日本選手権男子棒高跳に、この種目の日本記録5m83を持ち、リオ五輪7位入賞を果たしている澤野大地(富士通)が出場。5m30を1回でクリアし、続く5m40を3回失敗に終わり10位タイに終わり、参加標準記録5m80に届かず、東京五輪への挑戦が幕を閉じた。
「日本選手権という場に立てて、何というか……幸せでした」。目にはうっすらと涙が浮かぶ。「まずは開催していただいた関係者の皆様に感謝したいです。そして、所属先の富士通、日本大学、他にもスポンサーなど、たくさんの支えのお陰」と言葉を紡いだ。
日本が世界に誇るポールボウルターも40歳。中学で棒高跳を始め、千葉・成田高校時代には2、3年とインターハイ連覇を達成した。高校記録、ジュニア日本新など、記録面でも次々と歴史を塗り替え、日大1年時の1999年に初めて日本選手権で優勝。2003年に5m75の日本新を跳ぶと、翌年には日本人初の5m80を制圧した。さらに05年に5m83の現日本記録を樹立。その後、未だに5m80以上を跳んだ選手はいない。
実績を挙げれば切りがない。02年にアジア選手権初優勝、03年に世界選手権に初めて出場した。オリンピックは04年のアテネが最初。05年のヘルシンキ世界選手権では8位入賞を果たした。オリンピックは08年北京に出場し、12年ロンドンは届かず。そして35歳で臨んだ16年リオでは日本人64年ぶりの入賞。

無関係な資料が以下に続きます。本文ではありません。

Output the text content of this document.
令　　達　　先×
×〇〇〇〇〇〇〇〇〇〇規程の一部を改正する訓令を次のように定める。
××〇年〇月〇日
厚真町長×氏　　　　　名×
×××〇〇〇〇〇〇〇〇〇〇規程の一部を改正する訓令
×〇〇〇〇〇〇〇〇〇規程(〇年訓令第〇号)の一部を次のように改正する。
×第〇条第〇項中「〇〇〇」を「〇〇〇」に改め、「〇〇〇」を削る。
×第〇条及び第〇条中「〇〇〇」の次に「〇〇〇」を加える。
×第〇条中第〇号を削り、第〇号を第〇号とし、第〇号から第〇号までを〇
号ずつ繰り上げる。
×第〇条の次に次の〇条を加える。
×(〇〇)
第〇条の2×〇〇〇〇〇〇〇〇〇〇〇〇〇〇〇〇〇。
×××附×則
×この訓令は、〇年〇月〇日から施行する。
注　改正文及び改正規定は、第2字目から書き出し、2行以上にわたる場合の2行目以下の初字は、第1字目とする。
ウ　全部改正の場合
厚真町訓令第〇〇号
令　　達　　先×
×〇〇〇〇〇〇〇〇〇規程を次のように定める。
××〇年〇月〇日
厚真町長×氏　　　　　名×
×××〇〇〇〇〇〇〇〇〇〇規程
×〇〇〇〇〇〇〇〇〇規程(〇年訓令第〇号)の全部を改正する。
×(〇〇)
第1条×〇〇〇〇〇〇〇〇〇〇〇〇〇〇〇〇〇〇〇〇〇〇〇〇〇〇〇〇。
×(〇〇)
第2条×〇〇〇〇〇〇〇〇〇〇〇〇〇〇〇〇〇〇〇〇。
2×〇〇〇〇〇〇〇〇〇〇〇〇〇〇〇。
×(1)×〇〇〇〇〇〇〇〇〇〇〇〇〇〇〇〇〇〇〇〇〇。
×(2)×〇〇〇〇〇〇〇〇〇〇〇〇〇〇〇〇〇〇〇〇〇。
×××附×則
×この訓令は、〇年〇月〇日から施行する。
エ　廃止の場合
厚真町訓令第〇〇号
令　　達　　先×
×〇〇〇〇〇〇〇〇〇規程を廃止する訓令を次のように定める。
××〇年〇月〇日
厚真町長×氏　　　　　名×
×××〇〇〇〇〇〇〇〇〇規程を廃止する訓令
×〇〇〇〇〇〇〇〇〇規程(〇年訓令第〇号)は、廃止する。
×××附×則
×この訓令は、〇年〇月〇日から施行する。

そして39歳だった19年にドーハ世界選手権代表に。40歳になった今年、東京五輪の選考会である日本選手権に出場と、数々の伝説を作ってきた。日本選手権は11度の優勝を数える。
東京五輪を目指した最後の舞台は、大阪・ヤンマースタジアム長居。2007年、大阪世界選手権の舞台でもある。地元開催の世界選手権で記録なしという、苦しい思い出が残る場所。
「リオ五輪が終わってから、東京五輪を目指して現役を続行させてもらいました。2019年には5m71を跳んで世界選手権にも出られて、まだまだ行けるなという思いを抱いて。そして2020年になってコロナ禍。どうなるかと思っていたらなかなか調子が上がりませんでした」
今年はここまで記録なし。「5月くらいに良い跳躍ができるようになってきて、これは(五輪)あるぞ、と思ってやって来ましたが、ちょっと最後のところでうまくいかなかったです」。実際、ここ数年は「脚が速くなっている」と言うほど、本数こそ制限しながらも「リラックスするところと力を入れるところのタイミング」で、手応えを感じていたと話していた。だが、「最後のところでうまくいかなかった」。
結果は5m30。バーを落とさなかったのは1回だけだった。これは40歳以上の日本最高記録。
「記録なしとか情けない姿だけはやめようと思っていた。でも、それは一人の力じゃできなかったこと。トレーナー、ドクター、みんさんのお陰で、あの場に建ててバーを超えられた」
悔しさを味わった大阪で、東京五輪を目指してバーを超えられた。それが澤野の強さだった。
コーチ、大学の講師、オリンピック委員会理事など、数々の役職を就きながらも、アスリートとして東京五輪という大きな目標に向かって情熱を注いできた。一昨年の日本選手権では「大好きだから続けられる。今でも試合に出る緊張感を味わえるのは幸せなこと」と語っていた澤野。進退は明言していないが、特別な思いで臨んだ今大会が一つの大きなターニングポイントになるのは間違いない。
「40歳という年齢で跳躍できること自体、競技人生で幸せなこと。今日は若い選手たちが5m60を4人も跳んだ。そういう勢いのある棒高跳界は私がこれまで目指していた状況ですし、そういう場所で一緒に跳べたのが……」。しばらく言葉を詰まらせ、「うれしかったです。また若い選手たちが頑張って、日本の棒高跳を世界に広めてほしいし、日本の棒高跳は元気だぞ、というところを世界にアピールしてほしい」と続けた。その4人のうちの1人には、日大時代から師弟関係にもある江島雅紀(富士通)の姿もあった。
日本中に棒高跳の魅力を伝え続け、6mを夢見て、何度くじけ、蹴落とされても、そのたびに這い上がり、高く、高く跳んできた澤野大地。その思いは、この日オリンピックを懸けてともに戦った多くの後輩たちにしっかりと受け継がれた。